Price Changes in Service Plans Beam Cell Phone Users into the Future

In this age of technology, it’s hard to fathom how far technology has come in such a short time. Fifty years ago, when Gene Roddenberry rolled out Star Trek, we swooned with envy over the communicator--a sleek, silver device crew members could use to talk to one another from anywhere on the planet.

Since that time, of course, cell phones have arrived and largely surpassed the old Star Trek communicator. It was like Steve Jobs made Gene Roddenberry’s dream of ubiquitous communication come true.

That version is, of course, terribly simplistic and probably a few shades shy of reality, but the point is that we are at a place in innovation now that if you can dream of it, someone will figure out the technology to build it. It might take fifty years, but, in the history of time, fifty years is no more that a flicker in time.

 A Vulcan cosplayer shows how many options you have when it comes to cell phone plans.

A Vulcan cosplayer shows how many options you have when it comes to cell phone plans.

Back to our communicators. 

Last year, the major phone carriers eliminated the two year phone contract, which means your options have changed. Fierce little carriers like Sprint and T-Mobile have kept the big boys--Verizon and AT&T-- in check and prices competitive.

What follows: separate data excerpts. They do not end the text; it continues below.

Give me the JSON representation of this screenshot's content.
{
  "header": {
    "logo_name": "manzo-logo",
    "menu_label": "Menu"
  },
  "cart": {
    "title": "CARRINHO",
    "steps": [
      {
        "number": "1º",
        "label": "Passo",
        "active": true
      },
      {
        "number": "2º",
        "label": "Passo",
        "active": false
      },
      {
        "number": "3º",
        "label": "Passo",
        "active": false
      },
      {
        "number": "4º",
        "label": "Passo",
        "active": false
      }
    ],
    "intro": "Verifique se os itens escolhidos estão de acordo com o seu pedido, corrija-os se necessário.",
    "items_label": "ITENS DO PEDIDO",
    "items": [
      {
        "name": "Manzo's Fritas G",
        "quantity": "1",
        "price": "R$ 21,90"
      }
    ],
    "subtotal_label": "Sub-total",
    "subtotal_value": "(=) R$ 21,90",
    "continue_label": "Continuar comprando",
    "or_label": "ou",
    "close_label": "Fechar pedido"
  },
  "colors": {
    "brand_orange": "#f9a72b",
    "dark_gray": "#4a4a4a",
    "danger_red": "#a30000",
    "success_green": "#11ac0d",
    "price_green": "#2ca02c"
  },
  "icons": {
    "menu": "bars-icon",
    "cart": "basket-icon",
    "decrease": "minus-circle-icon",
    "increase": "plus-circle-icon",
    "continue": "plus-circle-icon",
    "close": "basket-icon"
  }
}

But, the pricing structure has changed. Consumers should alway be leery when all of the competitors jump on the bandwagon, but in this case, they’re responding to our crazy need for the newest technology. Since about 60% of the iPhones in this country are under two years old, they’re pretty confident we will buy anything new Apple sells. Are they right? Since Apple has sold over a billion phones in ten years, or about 400 per minute, that’s a pretty good indicator we will. We are hooked.

 Remember her earpiece? It was a chrome-plated Airpod.

Remember her earpiece? It was a chrome-plated Airpod.

The cost of phones is no longer being subsidized by cell phone carriers. However,  the new plans include payment plans on the phone itself built into the bill. If you leave the carrier, you’re forced to pay the entire balance of the cost of the phone. (Remember those early termination fees?) The net result is that consumers pay a deposit and have a payment plan which is about 25% higher than the cost of service alone.

So, instead of paying for a two year, high dollar contract, which was basically subsidizing the cost of your ‘free’ phone, the new plans have a payment option on unsubsidized phones. Essentially, once your phone is paid off, that payment stops, compelling people to keep their phones longer.  Without a device payment built into the monthly cost, it drops even lower. 

This is a win for the carriers, because buying the phone on a contract forces loyalty, but, if your phone is already purchased, the payment is lower, and lower prices buy loyalty, too. Plus, if you keep that iPhone, the cost of having it repaired is significantly lower than the cost of a new one.

For the consumer, this is a win, because we have more freedom to decide what we want. 

Remember our sleek, silver communicators? The same way that technology surpassed our dreams then, technology will continue to wow us with better phones, better cameras, 3-D holographic magic from Apple. Count on it.

Talk on.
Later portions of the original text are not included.